Methylmalonate inhibits succinate-supported oxygen consumption by interfering with mitochondrial succinate uptake

• Published in: Journal of inherited metabolic disease Vol. 31; no. 1; pp. 44 - 54
• Main Authors: Mirandola, S. R., Melo, D. R., Schuck, P. F., Ferreira, G. C., Wajner, M., Castilho, R. F.
• Format: Journal Article
• Language: English
• Published: Dordrecht Springer Netherlands 01.02.2008; Springer; Blackwell Publishing Ltd
• Subjects: Animals; Biochemistry; Biological and medical sciences; Biological Transport, Active - drug effects; Dicarboxylic Acid Transporters - antagonists & inhibitors; Down-Regulation - drug effects; Female; Human Genetics; Internal Medicine; Malonates - metabolism; Medical genetics; Medical sciences; Medicine; Medicine & Public Health; Metabolic Diseases; Methylmalonic Acid - pharmacology; Mitochondria - drug effects; Mitochondria - metabolism; Organ Culture Techniques; Original Article; Oxygen Consumption - drug effects; Pediatrics; Rats; Rats, Wistar; Succinate Dehydrogenase - metabolism; Succinic Acid - metabolism; Succinic Acid - pharmacokinetics; Succinic Acid - pharmacology; Respiratory Chain Complex; Muscle Mitochondrion; DCIP; Methylmalonic; Methylmalonic Acid; Mitochondria; Nutrition; Support; Oxygen consumption; Genetics; Metabolic diseases; Inhibitor; Uptake; Genetic disease
• ISSN: 0141-8955; 1573-2665
• DOI: 10.1007/s10545-007-0798-1

Summary The effect of methylmalonate (MMA) on mitochondrial succinate oxidation has received great attention since it could present an important role in energy metabolism impairment in methylmalonic acidaemia.
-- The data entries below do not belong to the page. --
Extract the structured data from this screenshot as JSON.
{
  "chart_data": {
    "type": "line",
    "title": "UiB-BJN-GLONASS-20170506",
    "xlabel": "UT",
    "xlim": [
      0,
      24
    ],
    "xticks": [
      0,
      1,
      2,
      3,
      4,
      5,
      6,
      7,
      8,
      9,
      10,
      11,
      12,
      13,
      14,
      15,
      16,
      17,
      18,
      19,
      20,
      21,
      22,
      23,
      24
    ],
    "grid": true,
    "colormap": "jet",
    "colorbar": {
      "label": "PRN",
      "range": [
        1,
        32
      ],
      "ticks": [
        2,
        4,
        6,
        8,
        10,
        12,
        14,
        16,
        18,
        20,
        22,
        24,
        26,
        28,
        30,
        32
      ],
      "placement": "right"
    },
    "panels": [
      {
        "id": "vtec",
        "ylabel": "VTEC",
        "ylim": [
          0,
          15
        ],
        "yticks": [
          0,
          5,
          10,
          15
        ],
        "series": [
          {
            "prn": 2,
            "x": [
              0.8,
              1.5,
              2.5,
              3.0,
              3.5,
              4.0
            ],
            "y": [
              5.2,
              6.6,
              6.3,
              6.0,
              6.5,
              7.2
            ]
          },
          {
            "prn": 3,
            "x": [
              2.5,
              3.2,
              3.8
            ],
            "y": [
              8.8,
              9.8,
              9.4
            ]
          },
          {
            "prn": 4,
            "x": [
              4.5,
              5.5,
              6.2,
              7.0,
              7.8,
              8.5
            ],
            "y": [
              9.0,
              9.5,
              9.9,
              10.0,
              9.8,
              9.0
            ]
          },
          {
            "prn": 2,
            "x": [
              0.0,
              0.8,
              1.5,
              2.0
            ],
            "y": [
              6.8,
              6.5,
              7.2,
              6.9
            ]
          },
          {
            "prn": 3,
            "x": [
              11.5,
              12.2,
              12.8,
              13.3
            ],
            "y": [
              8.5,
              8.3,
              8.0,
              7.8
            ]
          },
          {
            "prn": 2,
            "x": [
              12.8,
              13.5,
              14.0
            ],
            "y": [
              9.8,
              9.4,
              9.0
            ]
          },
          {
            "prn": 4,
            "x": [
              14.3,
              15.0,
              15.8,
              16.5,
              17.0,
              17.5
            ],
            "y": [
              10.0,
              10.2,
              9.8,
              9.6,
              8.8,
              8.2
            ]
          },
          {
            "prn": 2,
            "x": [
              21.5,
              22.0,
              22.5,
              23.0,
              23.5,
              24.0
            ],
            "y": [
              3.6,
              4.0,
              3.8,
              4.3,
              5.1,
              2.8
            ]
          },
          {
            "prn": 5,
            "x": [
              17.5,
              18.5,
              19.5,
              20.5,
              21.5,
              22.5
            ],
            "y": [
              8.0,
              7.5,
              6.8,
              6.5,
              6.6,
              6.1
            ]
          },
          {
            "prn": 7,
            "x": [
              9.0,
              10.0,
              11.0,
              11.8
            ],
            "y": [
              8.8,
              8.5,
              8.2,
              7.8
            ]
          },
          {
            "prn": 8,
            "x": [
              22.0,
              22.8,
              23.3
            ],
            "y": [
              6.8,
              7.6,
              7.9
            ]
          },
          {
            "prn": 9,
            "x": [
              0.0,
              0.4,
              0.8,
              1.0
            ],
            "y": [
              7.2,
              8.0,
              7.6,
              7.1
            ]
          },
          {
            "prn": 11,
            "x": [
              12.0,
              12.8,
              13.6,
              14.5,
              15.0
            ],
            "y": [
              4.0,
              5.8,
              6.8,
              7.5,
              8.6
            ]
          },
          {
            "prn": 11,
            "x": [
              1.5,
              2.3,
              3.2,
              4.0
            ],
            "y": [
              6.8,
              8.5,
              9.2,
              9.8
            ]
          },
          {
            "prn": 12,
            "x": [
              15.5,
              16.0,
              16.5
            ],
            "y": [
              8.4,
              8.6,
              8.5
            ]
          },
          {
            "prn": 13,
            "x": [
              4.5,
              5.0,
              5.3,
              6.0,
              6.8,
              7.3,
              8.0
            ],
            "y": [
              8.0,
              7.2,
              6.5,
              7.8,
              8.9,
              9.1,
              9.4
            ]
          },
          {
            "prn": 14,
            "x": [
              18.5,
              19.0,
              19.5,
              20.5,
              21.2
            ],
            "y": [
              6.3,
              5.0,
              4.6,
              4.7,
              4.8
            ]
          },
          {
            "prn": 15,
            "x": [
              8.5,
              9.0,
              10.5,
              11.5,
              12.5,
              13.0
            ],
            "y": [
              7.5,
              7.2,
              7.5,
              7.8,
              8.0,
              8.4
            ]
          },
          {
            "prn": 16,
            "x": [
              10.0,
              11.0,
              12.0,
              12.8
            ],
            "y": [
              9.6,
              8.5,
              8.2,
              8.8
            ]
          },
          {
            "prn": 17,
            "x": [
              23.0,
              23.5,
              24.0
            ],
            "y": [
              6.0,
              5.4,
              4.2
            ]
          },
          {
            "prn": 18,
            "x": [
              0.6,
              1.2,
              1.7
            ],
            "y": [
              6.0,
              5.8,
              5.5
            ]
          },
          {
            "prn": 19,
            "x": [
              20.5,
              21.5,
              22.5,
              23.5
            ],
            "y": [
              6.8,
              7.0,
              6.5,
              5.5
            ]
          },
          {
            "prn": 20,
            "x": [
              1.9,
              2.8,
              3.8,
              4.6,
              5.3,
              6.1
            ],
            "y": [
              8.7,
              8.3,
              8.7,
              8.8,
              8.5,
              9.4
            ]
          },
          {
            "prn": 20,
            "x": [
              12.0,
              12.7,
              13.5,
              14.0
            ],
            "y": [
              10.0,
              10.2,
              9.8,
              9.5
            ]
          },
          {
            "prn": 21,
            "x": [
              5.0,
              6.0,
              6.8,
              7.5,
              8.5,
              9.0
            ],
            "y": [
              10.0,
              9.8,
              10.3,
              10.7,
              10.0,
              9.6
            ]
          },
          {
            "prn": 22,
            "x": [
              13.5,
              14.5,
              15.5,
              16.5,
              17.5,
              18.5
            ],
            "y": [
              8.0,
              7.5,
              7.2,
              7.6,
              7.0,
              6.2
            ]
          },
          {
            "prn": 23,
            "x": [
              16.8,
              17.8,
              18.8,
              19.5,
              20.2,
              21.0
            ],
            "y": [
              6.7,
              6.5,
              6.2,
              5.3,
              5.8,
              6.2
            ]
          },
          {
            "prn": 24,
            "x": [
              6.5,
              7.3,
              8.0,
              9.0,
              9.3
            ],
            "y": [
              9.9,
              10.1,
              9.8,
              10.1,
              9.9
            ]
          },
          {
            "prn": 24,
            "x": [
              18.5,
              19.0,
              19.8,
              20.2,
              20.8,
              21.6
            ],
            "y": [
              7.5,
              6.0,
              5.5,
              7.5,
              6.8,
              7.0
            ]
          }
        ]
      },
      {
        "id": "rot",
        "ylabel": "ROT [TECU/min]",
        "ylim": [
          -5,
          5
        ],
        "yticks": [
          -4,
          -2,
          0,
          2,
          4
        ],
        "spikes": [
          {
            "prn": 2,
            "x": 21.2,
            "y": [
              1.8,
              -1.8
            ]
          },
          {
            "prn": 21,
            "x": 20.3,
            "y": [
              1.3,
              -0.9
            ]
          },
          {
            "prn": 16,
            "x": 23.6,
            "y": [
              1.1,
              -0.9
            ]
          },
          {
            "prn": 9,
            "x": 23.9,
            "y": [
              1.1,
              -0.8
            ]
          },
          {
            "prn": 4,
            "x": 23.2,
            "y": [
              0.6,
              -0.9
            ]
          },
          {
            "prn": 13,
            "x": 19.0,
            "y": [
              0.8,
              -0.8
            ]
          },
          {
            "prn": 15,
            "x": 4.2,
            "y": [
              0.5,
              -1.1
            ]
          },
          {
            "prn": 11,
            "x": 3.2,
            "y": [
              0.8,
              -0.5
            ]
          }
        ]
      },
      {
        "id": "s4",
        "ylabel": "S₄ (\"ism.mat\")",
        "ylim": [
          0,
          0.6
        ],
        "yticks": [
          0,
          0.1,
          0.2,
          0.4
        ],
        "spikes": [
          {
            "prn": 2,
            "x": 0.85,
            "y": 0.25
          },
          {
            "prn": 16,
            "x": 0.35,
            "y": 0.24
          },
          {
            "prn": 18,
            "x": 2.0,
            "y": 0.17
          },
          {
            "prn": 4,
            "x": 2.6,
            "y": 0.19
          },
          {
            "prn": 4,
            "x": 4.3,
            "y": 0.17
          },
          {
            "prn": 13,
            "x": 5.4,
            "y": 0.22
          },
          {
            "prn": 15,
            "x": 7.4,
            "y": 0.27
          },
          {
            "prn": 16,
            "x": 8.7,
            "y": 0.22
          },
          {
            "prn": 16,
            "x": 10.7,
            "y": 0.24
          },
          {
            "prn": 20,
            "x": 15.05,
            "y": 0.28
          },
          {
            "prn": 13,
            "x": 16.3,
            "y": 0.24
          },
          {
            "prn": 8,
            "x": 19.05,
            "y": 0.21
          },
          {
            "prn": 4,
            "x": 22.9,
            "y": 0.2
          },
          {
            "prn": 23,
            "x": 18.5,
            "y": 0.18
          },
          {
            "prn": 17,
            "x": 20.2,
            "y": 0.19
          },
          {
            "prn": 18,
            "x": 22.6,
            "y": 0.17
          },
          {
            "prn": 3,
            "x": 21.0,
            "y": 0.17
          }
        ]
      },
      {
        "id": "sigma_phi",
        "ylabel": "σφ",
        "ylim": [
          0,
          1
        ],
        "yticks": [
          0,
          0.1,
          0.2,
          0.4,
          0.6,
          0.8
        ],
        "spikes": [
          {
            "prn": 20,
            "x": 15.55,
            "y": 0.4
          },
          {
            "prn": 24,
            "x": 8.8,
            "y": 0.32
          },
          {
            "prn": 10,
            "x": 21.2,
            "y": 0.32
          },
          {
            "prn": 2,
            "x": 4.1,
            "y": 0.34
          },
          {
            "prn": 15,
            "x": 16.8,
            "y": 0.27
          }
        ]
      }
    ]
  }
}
In the present work, we show that while millimolar concentrations of MMA inhibit succinate-supported oxygen consumption by isolated rat brain or muscle mitochondria, there is no effect when either a pool of NADH-linked substrates or N , N , N ′, N ′-tetramethyl- p -phenylendiamine (TMPD)/ascorbate were used as electron donors. Interestingly, the inhibitory effect of MMA, but not of malonate, on succinate-supported brain mitochondrial oxygen consumption was minimized when nonselective permeabilization of mitochondrial membranes was induced by alamethicin. In addition, only a slight inhibitory effect of MMA was observed on succinate-supported oxygen consumption by inside-out submitochondrial particles. In agreement with these observations, brain mitochondrial swelling experiments indicate that MMA is an important inhibitor of succinate transport by the dicarboxylate carrier. Under our experimental conditions, there was no evidence of malonate production in MMA-treated mitochondria. We conclude that MMA inhibits succinate-supported mitochondrial oxygen consumption by interfering with the uptake of this substrate. Although succinate generated outside the mitochondria is probably not a sig-nificant contributor to mitochondrial energy generation, the physiopathological implications of MMA-induced inhibition of substrate transport by the mitochondrial dicarboxylate carrier are discussed.